Dopo aver raccontato la storia dell’ultima bicicletta di Fausto Coppi, utilizzata al Trofeo Baracchi del 4 novembre 1959, quello disputato in coppia con il campione francese Louison Bobet, di proprietà del figlio Faustino Coppi, arriva al Museo Alessandria Città delle Biciclette di Palazzo del Monferrato una specialissima che rappresenta un pezzo di storia di Fausto Coppi. E fa venire i brividi. La bicicletta che dà il primo ideale cambio, nell’area espositiva dedicata ai campioni al Museo AcdB, è una specialissima Bianchi del 1949 anno magico per Fausto Coppi. Prestata dal collezionista Gianfranco Trevisan.

Ad Alessandria Città dellle Biciclette inizia così una sorta di staffetta di biciclette, nel cuore del Museo AcdB, che inaugura di fatto una rassegna dal titolo anzi dall’ hashtag ufficiale #lebicidiCoppi e che sarà il tema portante del 17 gennaio, in occasione della giornata mondiale dei selfie ai musei (la presentazione aperta anche al pubblico alle ore 18 a Palazzo del Monferrato in sala conferenze). Il museo godrà di un’apertura straordinaria, dalle 16 alle 19, e sarà possibile farsi un autoscatto insieme a qualche visitatore illustre , oppure scegliendo qualche inquadratura speciale.

#lebicidiCoppi si arricchiscono dunque di un emozionante prestito in esposizione al Museo Alessandria Città delle Biciclette di Palazzo del Monferrato. Dice Roberto Livraghi, segretario generale della Camera di Commercio di Alessandria che è titolare del Museo AcdB a Palazzo del Monferrato: «Le bici di Coppi sono storie che trovano la giusta collocazione in questo piccolo museo dedicato alle Biciclette e alla passione per esse, nato per raccontare la storia della prima Bicicletta giunta in Italia nel 1867. Da qui una serie di storie e di avventure che non possono esulare dai Campionissimi e da Fausto Coppi il mito. Questo prestito come quello dell’ultima bici di Fausto ci emoziona in modo particolare e desidero ringraziare Faustino Coppi e Gianfranco Trevisan per la sensibilità e la generosa disponibilità dimostrate al nostro Museo. È comunque affascinante pensare, da adesso in poi, a quanti racconti seguiranno dentro e fuori da questo Museo che rendono eterna la Memoria delle Biciclette».

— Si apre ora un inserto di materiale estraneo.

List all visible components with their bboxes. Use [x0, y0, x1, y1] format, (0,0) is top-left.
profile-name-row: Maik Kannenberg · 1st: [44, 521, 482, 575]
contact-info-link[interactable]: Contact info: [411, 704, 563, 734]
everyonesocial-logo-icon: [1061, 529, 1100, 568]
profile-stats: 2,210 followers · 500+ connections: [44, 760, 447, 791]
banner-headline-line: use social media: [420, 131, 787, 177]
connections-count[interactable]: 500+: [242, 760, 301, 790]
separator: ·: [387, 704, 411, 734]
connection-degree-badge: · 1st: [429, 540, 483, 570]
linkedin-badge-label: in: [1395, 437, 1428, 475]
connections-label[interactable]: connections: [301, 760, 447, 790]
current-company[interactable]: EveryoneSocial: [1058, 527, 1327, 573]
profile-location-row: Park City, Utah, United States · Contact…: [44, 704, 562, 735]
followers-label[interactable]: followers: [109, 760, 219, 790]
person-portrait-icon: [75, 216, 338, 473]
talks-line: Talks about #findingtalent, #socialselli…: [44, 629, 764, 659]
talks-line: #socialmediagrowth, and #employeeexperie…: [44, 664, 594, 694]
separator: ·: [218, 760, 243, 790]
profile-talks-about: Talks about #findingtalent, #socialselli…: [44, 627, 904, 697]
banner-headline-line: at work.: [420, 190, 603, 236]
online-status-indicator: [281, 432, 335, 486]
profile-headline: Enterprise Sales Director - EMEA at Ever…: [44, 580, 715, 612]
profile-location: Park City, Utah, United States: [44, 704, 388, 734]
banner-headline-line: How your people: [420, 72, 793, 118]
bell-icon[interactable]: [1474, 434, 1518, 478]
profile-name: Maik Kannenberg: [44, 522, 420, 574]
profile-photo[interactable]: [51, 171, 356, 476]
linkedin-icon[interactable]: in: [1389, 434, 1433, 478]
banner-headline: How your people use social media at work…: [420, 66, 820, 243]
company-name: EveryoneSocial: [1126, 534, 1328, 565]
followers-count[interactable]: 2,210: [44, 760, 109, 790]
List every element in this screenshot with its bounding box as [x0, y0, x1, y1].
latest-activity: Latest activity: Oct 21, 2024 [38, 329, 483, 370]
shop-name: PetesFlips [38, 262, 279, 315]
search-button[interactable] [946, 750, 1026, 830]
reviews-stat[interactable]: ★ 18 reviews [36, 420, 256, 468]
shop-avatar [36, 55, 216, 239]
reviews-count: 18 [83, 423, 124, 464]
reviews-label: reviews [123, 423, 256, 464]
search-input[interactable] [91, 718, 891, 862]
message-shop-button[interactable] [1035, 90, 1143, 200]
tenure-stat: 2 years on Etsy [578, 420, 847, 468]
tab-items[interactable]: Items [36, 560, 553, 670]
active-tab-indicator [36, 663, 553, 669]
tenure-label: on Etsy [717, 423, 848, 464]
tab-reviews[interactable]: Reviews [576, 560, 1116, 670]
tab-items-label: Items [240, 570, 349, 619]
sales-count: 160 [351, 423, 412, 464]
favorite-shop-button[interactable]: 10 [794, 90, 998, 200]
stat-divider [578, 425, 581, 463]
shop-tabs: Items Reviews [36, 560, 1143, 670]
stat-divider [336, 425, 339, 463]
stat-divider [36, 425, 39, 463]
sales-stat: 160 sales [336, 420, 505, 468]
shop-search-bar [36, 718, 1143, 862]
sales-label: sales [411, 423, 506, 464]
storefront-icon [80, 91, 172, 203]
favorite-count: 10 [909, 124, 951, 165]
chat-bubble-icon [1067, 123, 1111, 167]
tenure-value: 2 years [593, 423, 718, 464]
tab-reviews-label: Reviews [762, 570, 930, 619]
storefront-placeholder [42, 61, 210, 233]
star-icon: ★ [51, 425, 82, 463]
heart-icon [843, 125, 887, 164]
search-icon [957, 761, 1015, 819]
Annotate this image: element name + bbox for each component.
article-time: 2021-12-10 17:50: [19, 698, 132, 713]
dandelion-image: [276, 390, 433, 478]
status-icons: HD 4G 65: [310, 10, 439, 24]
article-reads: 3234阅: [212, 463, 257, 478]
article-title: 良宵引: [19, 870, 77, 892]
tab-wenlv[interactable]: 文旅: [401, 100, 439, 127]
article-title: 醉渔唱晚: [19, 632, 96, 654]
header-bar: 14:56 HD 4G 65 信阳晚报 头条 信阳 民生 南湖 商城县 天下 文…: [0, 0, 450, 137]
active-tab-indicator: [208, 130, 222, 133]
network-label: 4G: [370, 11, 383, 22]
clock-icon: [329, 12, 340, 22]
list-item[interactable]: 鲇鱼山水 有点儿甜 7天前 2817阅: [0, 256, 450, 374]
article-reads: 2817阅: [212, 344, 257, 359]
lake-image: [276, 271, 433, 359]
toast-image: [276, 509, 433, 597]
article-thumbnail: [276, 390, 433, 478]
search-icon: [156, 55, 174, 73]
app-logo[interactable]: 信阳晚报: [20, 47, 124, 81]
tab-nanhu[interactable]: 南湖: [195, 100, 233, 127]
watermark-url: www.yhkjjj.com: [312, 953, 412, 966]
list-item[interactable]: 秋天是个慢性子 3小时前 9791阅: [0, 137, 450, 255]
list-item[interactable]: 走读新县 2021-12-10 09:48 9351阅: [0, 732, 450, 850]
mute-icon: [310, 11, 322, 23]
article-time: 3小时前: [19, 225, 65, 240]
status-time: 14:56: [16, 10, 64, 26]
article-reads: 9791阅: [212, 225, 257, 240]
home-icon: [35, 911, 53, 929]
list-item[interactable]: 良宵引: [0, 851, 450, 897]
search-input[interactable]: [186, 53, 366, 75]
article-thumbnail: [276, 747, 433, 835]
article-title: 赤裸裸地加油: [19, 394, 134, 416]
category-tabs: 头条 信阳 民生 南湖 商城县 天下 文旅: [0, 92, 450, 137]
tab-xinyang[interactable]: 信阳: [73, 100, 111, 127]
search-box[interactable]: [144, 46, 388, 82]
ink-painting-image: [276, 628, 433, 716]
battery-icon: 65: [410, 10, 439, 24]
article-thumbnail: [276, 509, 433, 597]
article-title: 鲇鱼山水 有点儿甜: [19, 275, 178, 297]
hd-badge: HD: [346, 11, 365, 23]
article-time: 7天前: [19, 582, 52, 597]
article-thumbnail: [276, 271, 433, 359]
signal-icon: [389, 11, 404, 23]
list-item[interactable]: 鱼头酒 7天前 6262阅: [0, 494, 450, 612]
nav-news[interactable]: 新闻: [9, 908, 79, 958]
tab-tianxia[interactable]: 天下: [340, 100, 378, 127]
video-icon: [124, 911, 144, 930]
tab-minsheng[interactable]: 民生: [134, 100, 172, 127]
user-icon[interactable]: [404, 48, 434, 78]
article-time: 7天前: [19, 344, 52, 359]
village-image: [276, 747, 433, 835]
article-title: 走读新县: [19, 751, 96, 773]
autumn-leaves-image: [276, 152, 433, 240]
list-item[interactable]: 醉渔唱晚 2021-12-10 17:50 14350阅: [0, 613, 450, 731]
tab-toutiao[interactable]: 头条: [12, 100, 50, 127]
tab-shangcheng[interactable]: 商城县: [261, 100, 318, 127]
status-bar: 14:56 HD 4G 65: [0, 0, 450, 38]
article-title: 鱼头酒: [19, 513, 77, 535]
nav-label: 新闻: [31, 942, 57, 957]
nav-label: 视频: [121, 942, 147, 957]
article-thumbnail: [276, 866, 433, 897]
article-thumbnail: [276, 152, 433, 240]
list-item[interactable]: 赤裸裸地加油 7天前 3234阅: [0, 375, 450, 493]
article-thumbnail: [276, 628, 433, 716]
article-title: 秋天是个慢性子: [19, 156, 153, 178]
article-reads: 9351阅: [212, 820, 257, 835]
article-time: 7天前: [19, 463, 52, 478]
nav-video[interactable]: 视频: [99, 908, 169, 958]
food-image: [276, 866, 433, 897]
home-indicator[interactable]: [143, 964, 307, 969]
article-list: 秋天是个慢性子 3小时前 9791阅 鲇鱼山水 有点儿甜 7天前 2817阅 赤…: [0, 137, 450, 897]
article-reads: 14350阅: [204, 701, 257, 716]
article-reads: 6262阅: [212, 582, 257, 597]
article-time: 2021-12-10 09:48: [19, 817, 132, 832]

1949 fu l’anno d’oro di Fausto Coppi. Iniziò vincendo la Milano-Sanremo, si aggiudicò poi il Giro vincendo la famosa tappa Cuneo-Pinerolo, su un tracciato di 254 km con i colli della Maddalena, del Vars, dell’Izoard, del Monginevro e del Sestriere. In quella storica giornata del giugno 1949 il radiocronista Mario Ferretti, nativo di Novi Ligure e amico di Coppi fin dagli anni dell’infanzia, annunciò agli ascoltatori: “Un uomo solo al comando, la sua maglia è biancoceleste, il suo nome è Fausto Coppi”. La frase di Ferretti fu ripresa il giorno dopo da quasi tutti i giornali: in Italia era nato il Campionissimo. Al Tour de France fu presentata una squadra nazionale imperniata sul Campionissimo, però esordiente in quella gara, e su Gino Bartali, che il Tour aveva già vinto due volte. Superata la crisi provocata da una caduta nel corso della quinta tappa Rouen-St. Malo, Coppi vinse quel Tour con 10’ 55” di vantaggio su Bartali e più di un’ora sul terzo, Marinelli. E in Francia nacque il mito di “Fostó”. La leggendaria bicicletta con cui Coppi partecipò al Tour è la Bianchi qui esposta, che appartiene alla collezione di Gianfranco Trevisan. La bici è stata restaurata completamente, ma conserva ancora i segni di una caduta, forse proprio quella della tappa Rouen-St. Malo.

Gli orari di visita del museo sono i seguenti:

– 3 mattinate a disposizione delle prenotazioni delle scuole (martedì – giovedì e venerdì dalle 9.00 alle 13.00);

– nel week end:

venerdì: dalle 16 alle 19;

sabato e domenica: dalle 10 alle 13 e dalle 16 alle 19.